Training – Perhaps. Only one franchise that I am aware of (KW) provides innovative training as part of their culture. You can learn an awful lot by reading some some of the best blogs in the RE.net, or by searching a thousand-plus real estate blogs. Stumbling on a conversation in the office about whether it seems more buyers are electing to have radon tests, or if there are any people having home inspectors, or did a home inspector/attorney/Realtor do something recently that was good/bad is much harder and often times, much more valuable.

Technology – This is a dubious argument, as it seems very few franchises really innovate. (is OpenHouse.com innovation or simply attempting to fill a void that has been crying out for someone, anyone, to fill it?) Franchises should have the money and the incentive, but rarely seem to proactively create new and useful tools. Any agent can upload their listings to Trulia, but from an individual agent’s point of view, a franchise can be detrimental. Any agent can get their listings throughout the web using one of the two predominant tools out there. This may be detrimental to the franchise. This is an interesting post at the Big Picture that touches on the relative inability of large companies to innovate successfully.

Support structure – perhaps. Any individual agent with the right motivation (and funding) can set up the necessary infrastructure to provide extraordinary customer/client service.

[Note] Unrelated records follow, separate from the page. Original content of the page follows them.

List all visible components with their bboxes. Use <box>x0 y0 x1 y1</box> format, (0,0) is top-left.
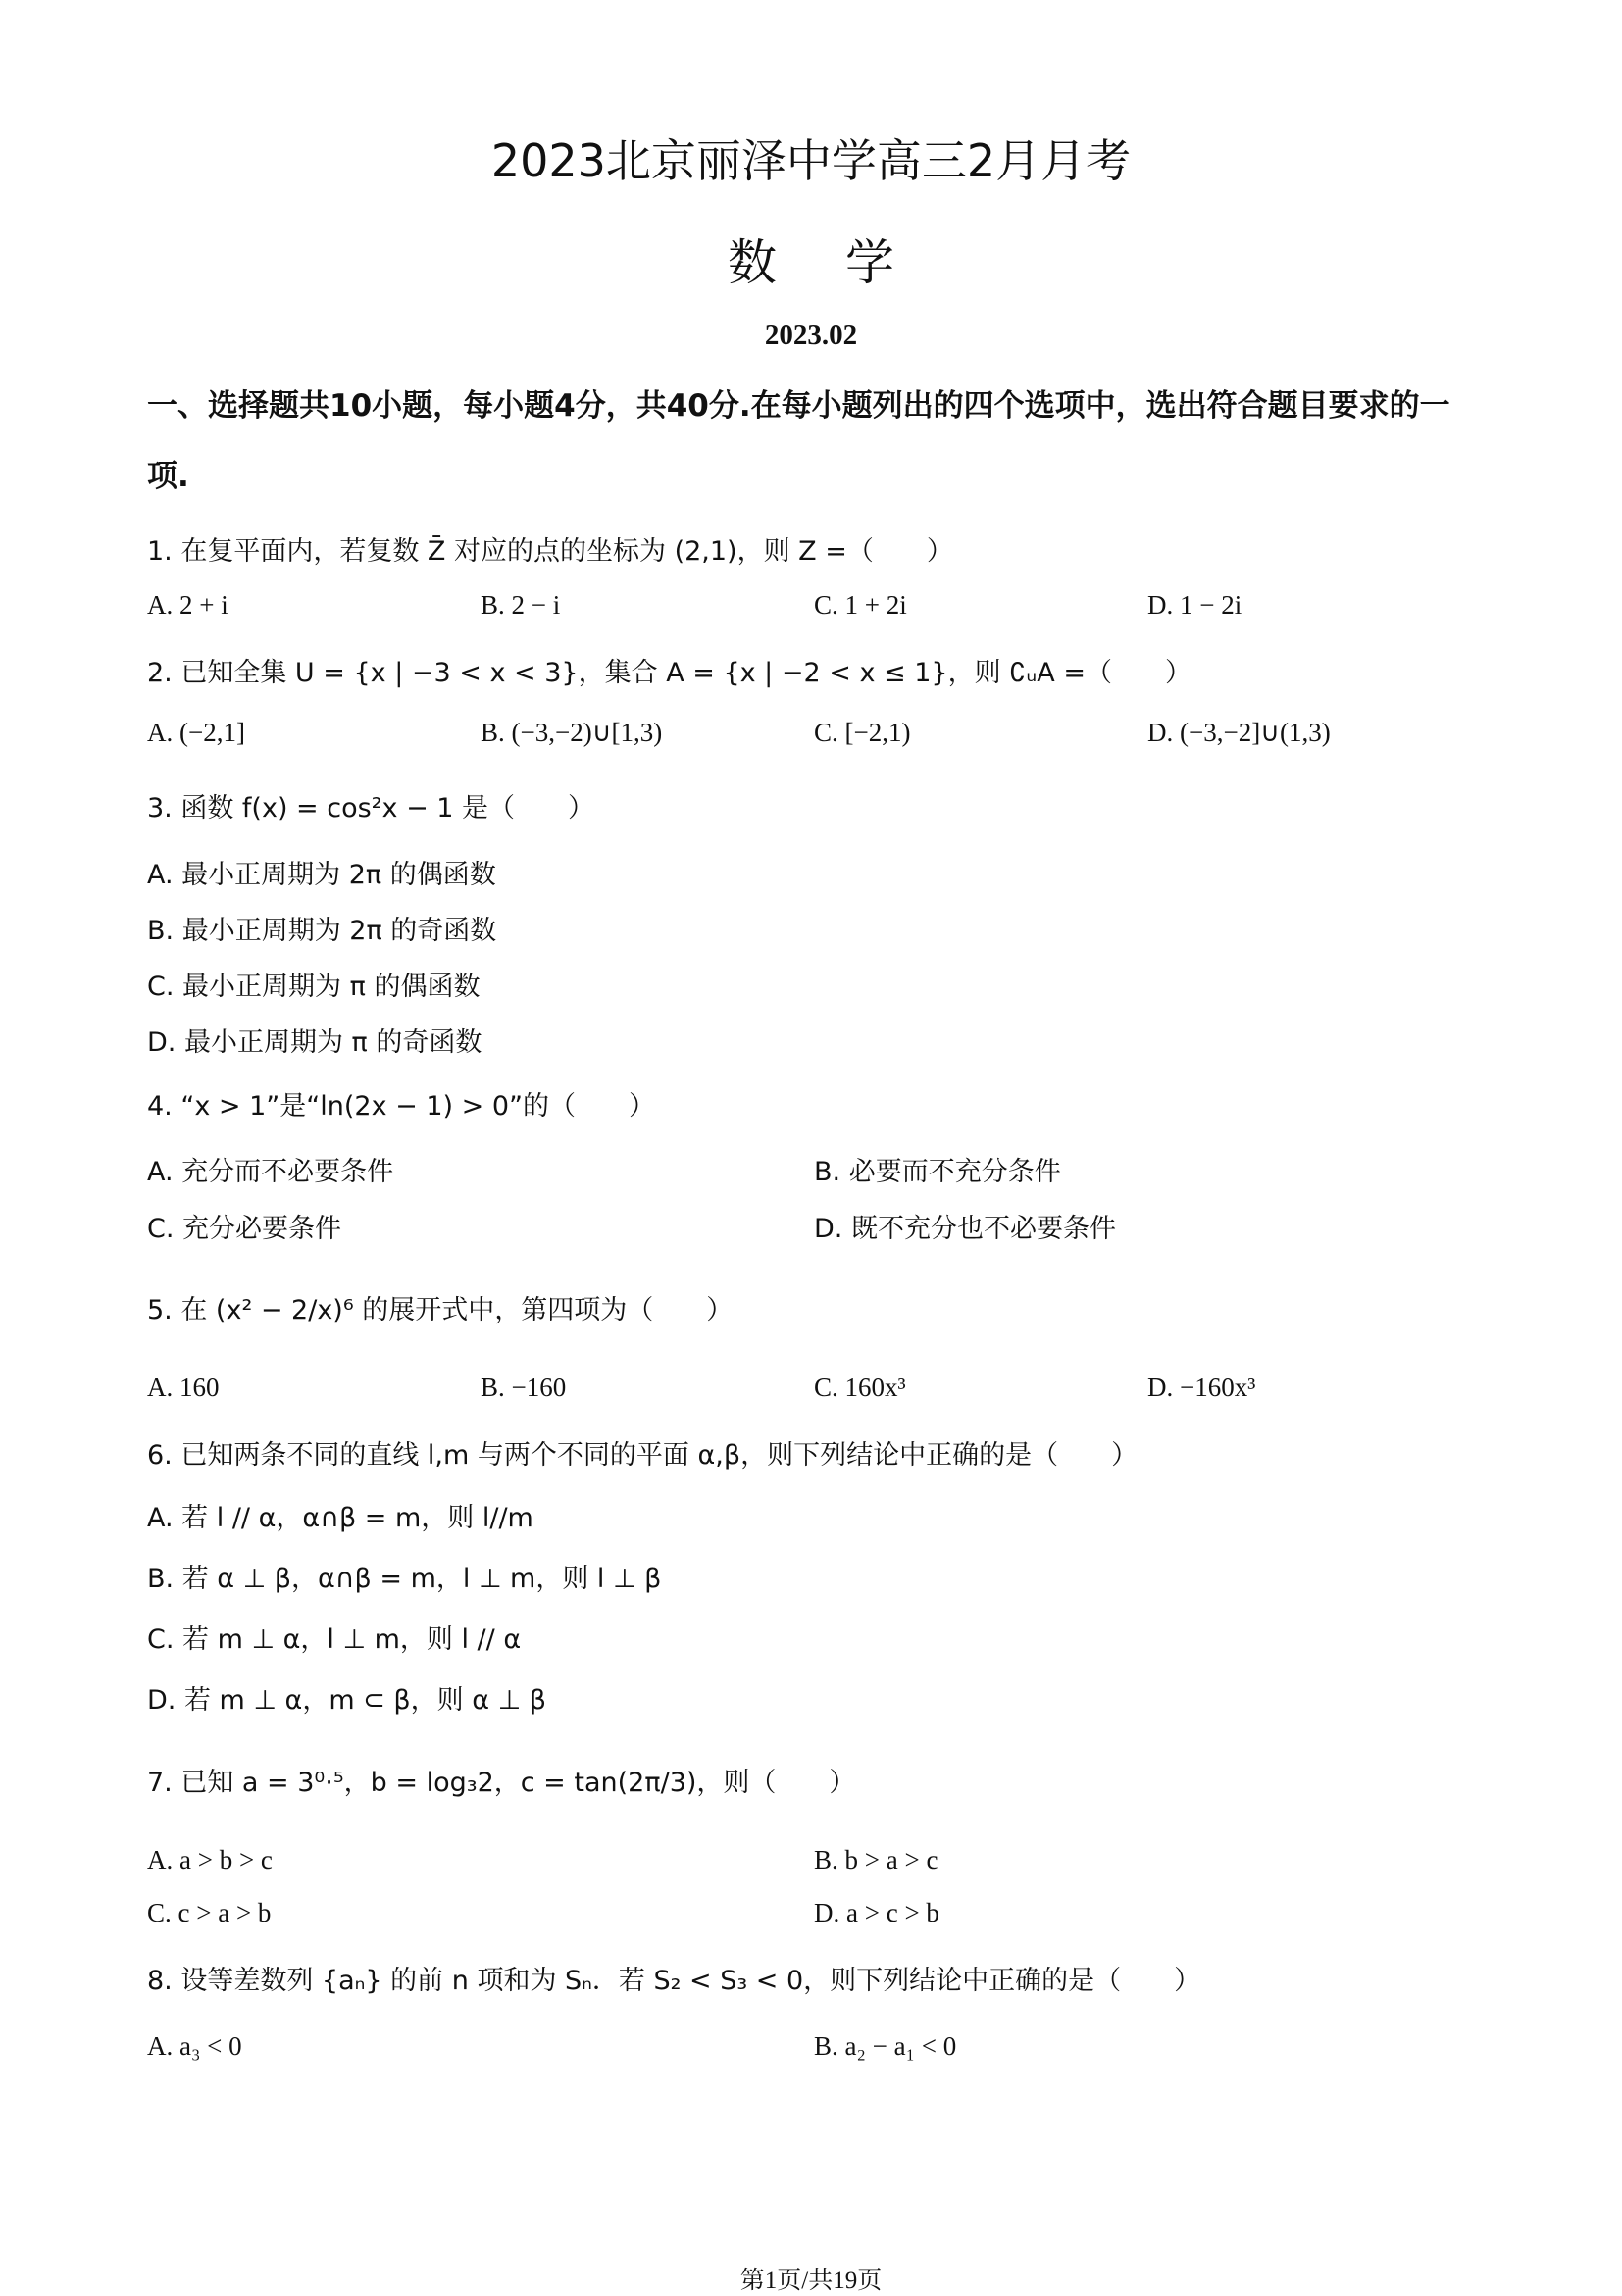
q7-option-d: D. a > c > b <box>814 1898 939 1927</box>
q4-option-c: C. 充分必要条件 <box>147 1214 342 1244</box>
q8-option-a: A. a₃ < 0 <box>147 2031 242 2061</box>
q4-option-a: A. 充分而不必要条件 <box>147 1157 394 1187</box>
q8-option-b: B. a₂ − a₁ < 0 <box>814 2031 957 2061</box>
question-7: 7. 已知 a = 3⁰·⁵，b = log₃2，c = tan(2π/3)，则（ ） <box>147 1768 856 1798</box>
question-8: 8. 设等差数列 {aₙ} 的前 n 项和为 Sₙ．若 S₂ < S₃ < 0，则下列结论中正确的是（ ） <box>147 1966 1201 1996</box>
q6-option-d: D. 若 m ⊥ α，m ⊂ β，则 α ⊥ β <box>147 1685 546 1716</box>
question-1: 1. 在复平面内，若复数 Z̄ 对应的点的坐标为 (2,1)，则 Z =（ ） <box>147 536 953 567</box>
q3-option-d: D. 最小正周期为 π 的奇函数 <box>147 1027 482 1058</box>
subject-title: 数学 <box>728 234 963 291</box>
q6-option-a: A. 若 l // α，α∩β = m，则 l//m <box>147 1503 533 1533</box>
q3-option-a: A. 最小正周期为 2π 的偶函数 <box>147 860 496 890</box>
q2-option-d: D. (−3,−2]∪(1,3) <box>1147 718 1331 747</box>
q1-option-c: C. 1 + 2i <box>814 590 907 620</box>
q6-option-b: B. 若 α ⊥ β，α∩β = m，l ⊥ m，则 l ⊥ β <box>147 1564 662 1594</box>
q3-option-b: B. 最小正周期为 2π 的奇函数 <box>147 916 497 946</box>
q4-option-b: B. 必要而不充分条件 <box>814 1157 1061 1187</box>
q5-option-a: A. 160 <box>147 1373 220 1402</box>
q1-option-d: D. 1 − 2i <box>1147 590 1242 620</box>
q2-option-b: B. (−3,−2)∪[1,3) <box>481 718 663 747</box>
question-2: 2. 已知全集 U = {x | −3 < x < 3}，集合 A = {x | −2 < x ≤ 1}，则 ∁ᵤA =（ ） <box>147 658 1191 688</box>
q5-option-c: C. 160x³ <box>814 1373 906 1402</box>
question-3: 3. 函数 f(x) = cos²x − 1 是（ ） <box>147 793 595 824</box>
question-6: 6. 已知两条不同的直线 l,m 与两个不同的平面 α,β，则下列结论中正确的是（ ） <box>147 1440 1139 1471</box>
q1-option-a: A. 2 + i <box>147 590 228 620</box>
q7-option-c: C. c > a > b <box>147 1898 272 1927</box>
q1-option-b: B. 2 − i <box>481 590 561 620</box>
q4-option-d: D. 既不充分也不必要条件 <box>814 1214 1116 1244</box>
q2-option-c: C. [−2,1) <box>814 718 911 747</box>
q5-option-b: B. −160 <box>481 1373 567 1402</box>
q7-option-a: A. a > b > c <box>147 1845 273 1874</box>
q6-option-c: C. 若 m ⊥ α，l ⊥ m，则 l // α <box>147 1624 522 1655</box>
question-4: 4. “x > 1”是“ln(2x − 1) > 0”的（ ） <box>147 1091 656 1122</box>
q5-option-d: D. −160x³ <box>1147 1373 1256 1402</box>
exam-title: 2023北京丽泽中学高三2月月考 <box>490 134 1132 187</box>
section-heading: 一、选择题共10小题，每小题4分，共40分.在每小题列出的四个选项中，选出符合题目要求的一项. <box>147 388 1450 494</box>
exam-date: 2023.02 <box>764 320 858 351</box>
q7-option-b: B. b > a > c <box>814 1845 938 1874</box>
q3-option-c: C. 最小正周期为 π 的偶函数 <box>147 972 481 1002</box>
question-5: 5. 在 (x² − 2/x)⁶ 的展开式中，第四项为（ ） <box>147 1295 734 1325</box>
page-number: 第1页/共19页 <box>739 2268 883 2294</box>
q2-option-a: A. (−2,1] <box>147 718 245 747</box>
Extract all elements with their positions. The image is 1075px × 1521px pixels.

Reputation – as an individual agent working in a small franchise in a relatively small market, I have far more control over my reputation than if I worked in a larger company/franchise. All real estate is local. Bad news travels more rapidly and farther than good. The chances of one “bad apple” sullying others’ reputation within a larger company or franchise. Adequate oversight within a larger organization is probably much more challenging within a larger environment. Within a smaller company, there is more accountability to your fellow agents as generally, you know everybody else.

Autonomy – smaller companies aren’t tied to an unwieldy corporate culture. They are better able to adapt to market changes than the huge companies.

ReferralsGreat. Great for the referring company, but not so great for the Realtor who actually does the work. No thanks.

In short, a “boutique” company may be the best option for experienced agents who want to, and are able to, provide remarkable service consistently to their client base. I would be interested to see exactly what franchises bring to the table that are beneficial to the Realtors and consumers.

So – Does a franchise or “big” company matter?